The pollution data is from a study of the effects of various air pollution indicators and socio-demographic factors on mortality. The data contains n=60 observations and p=15 predictors where 5% of the pairwise (absolute) correlations are greater than 0.6. For the ThAdapr PACS, the threshold was set at c = 0.6. In Table 8, we see that LASSO has the lowest test error followed by the four PACS approaches. Although the Adapt PACS includes all the variables in the model, it has an effective model size of 4, while the AdCorr PACS includes 11 variables with an effective model size of 5. The ThAdapt PACS includes 8 variables without forming any group.

Table 8. Results for Pollution Data Analysis.
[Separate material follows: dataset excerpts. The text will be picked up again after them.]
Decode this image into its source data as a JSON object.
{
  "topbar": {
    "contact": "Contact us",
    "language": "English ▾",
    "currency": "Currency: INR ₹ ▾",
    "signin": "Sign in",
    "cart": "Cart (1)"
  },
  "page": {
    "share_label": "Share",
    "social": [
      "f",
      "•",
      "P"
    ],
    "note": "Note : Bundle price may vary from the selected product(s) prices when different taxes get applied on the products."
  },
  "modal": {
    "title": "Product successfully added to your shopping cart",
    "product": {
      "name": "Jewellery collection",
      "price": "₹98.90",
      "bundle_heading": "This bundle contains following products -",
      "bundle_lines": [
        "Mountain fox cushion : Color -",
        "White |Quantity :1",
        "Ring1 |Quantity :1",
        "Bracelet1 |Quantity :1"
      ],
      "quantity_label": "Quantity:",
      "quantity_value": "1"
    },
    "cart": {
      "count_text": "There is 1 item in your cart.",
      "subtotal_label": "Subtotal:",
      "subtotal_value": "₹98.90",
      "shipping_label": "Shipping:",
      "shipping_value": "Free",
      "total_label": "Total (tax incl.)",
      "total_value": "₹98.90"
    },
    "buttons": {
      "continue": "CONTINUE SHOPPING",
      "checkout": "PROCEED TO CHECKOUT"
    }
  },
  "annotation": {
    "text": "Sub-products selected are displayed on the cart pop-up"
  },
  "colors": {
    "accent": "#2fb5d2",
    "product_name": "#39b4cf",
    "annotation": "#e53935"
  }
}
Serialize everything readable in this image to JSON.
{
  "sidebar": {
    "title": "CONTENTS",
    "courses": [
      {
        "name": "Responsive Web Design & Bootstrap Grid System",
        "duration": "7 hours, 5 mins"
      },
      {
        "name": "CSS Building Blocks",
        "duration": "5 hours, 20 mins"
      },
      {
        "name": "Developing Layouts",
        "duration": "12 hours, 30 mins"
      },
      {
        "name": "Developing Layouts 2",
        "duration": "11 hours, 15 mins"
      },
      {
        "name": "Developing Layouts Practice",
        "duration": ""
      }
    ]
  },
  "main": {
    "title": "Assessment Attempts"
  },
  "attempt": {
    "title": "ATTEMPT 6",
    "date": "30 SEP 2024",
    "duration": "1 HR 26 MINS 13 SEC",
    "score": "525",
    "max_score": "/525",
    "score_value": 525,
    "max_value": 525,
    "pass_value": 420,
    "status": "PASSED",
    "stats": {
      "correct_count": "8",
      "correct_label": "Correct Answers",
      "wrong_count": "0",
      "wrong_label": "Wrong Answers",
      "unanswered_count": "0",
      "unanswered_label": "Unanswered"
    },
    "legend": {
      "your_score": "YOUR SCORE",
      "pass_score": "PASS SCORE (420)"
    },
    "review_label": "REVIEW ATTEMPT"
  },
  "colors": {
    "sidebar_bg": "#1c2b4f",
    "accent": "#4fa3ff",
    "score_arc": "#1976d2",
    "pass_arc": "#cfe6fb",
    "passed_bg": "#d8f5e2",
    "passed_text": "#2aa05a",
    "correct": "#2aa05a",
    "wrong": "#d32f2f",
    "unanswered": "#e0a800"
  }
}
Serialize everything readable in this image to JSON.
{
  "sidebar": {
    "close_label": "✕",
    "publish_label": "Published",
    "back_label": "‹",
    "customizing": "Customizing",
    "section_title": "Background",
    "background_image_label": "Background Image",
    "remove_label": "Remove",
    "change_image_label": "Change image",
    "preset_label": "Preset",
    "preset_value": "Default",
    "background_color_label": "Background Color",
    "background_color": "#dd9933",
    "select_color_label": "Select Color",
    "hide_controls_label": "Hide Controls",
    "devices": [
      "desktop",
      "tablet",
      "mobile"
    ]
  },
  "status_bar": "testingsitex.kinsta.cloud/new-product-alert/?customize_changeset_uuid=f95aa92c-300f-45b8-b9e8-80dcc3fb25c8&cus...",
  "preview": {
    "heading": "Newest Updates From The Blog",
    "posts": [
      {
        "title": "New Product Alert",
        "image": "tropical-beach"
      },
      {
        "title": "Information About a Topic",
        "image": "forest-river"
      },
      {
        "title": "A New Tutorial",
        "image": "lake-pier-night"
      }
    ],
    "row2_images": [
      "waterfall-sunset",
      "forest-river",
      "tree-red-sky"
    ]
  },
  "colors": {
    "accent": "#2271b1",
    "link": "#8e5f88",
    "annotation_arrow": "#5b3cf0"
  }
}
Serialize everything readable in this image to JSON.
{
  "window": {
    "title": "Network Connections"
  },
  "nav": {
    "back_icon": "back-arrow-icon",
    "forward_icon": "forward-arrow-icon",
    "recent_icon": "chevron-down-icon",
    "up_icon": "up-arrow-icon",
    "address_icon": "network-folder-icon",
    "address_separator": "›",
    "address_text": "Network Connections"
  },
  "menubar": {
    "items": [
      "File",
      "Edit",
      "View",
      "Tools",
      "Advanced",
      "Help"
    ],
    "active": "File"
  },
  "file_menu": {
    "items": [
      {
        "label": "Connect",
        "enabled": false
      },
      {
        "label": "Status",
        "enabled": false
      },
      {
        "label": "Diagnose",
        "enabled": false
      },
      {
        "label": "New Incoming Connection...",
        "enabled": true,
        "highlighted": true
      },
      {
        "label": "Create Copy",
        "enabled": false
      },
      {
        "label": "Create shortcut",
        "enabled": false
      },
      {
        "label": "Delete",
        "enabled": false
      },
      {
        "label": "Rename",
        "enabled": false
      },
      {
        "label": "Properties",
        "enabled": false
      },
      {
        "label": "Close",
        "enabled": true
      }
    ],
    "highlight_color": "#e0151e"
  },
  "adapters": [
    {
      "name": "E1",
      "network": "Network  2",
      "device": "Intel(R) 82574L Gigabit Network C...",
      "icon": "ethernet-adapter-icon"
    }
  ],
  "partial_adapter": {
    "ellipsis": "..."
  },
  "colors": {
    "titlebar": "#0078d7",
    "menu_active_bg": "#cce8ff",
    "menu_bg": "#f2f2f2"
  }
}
Variable	OLS	LASSO	Adapt LASSO	Elastic-net	Adapt elastic-net	Adapt PACS	AdCorr PACS	ThAdapt PACS
Annual precipitation (mean)	19.025*	11.779	14.761	14.003	13.042	16.03	16.276	18.69
January temperature (mean)	-19.703	-8.807	-12.856	-10.100	0	-16.03	-14.969	-14.683
July temperature (mean)	-14.768	0	0	0	0	-5.349	-6.036	-4.372
% Older than 65 years	-13.277	0	0	0	0	-2.672	0	0
Household population	-14.448	0	0	0	6.747	-2.672	0	0
Years of school (median)	-14.503	-9.988	-5.767	-12.004	-10.101	-5.349	-6.036	-4.156
% Houses with facilities	-3.348	0	0	0	-7.889	-2.672	-0.883	0
Population density	5.235	2.625	0	3.001	8.836	5.349	6.036	4.945
% Non-white	39.785*	30.044	34.424	35.564	18.933	36.006	38.332	36.669
% White collar	-0.863	0	0	0	0	-2.672	-0.883	-1.235
% Poor	-0.697	0	0	0	3.948	2.672	0.883	0
Hydrocarbons	-61.822	0	0	0	0	-2.672	0	0
Nitrogen oxides	62.091	0	0	0	0	2.672	0	0
Sulphur dioxide	5.468	13.659	16.613	16.287	15.500	16.030	14.969	16.541
Relative humidity	0.574	0	0	0	0	2.672	0.883	0
Model Size	15	6	5	6	8	4	5	8
Ratio Test Error (s.e)	1 (0.0)	0.758 (0.035)	0.790 (0.033)	0.839 (0.040)	0.809 (0.035)	0.775 (0.032)	0.789 (0.032)	0.779 (0.031)

6 Discussion

In this paper we have proposed the PACS, a consistent group identification and variable selection procedure. The PACS produces a sparse model that clusters groups of predictive variables by setting their coefficients as equal, and in the process identifies these groups. Computationally, the PACS is shown to be easily implemented with an efficient computational strategy. Theoretical properties of the PACS are also studied and a data adaptive PACS is an oracle procedure for variable selection and group identification. The PACS is shown to have favorable predictive accuracy while identifying relevant groups in simulation studies and has favorable predictive accuracy in the analysis of real data.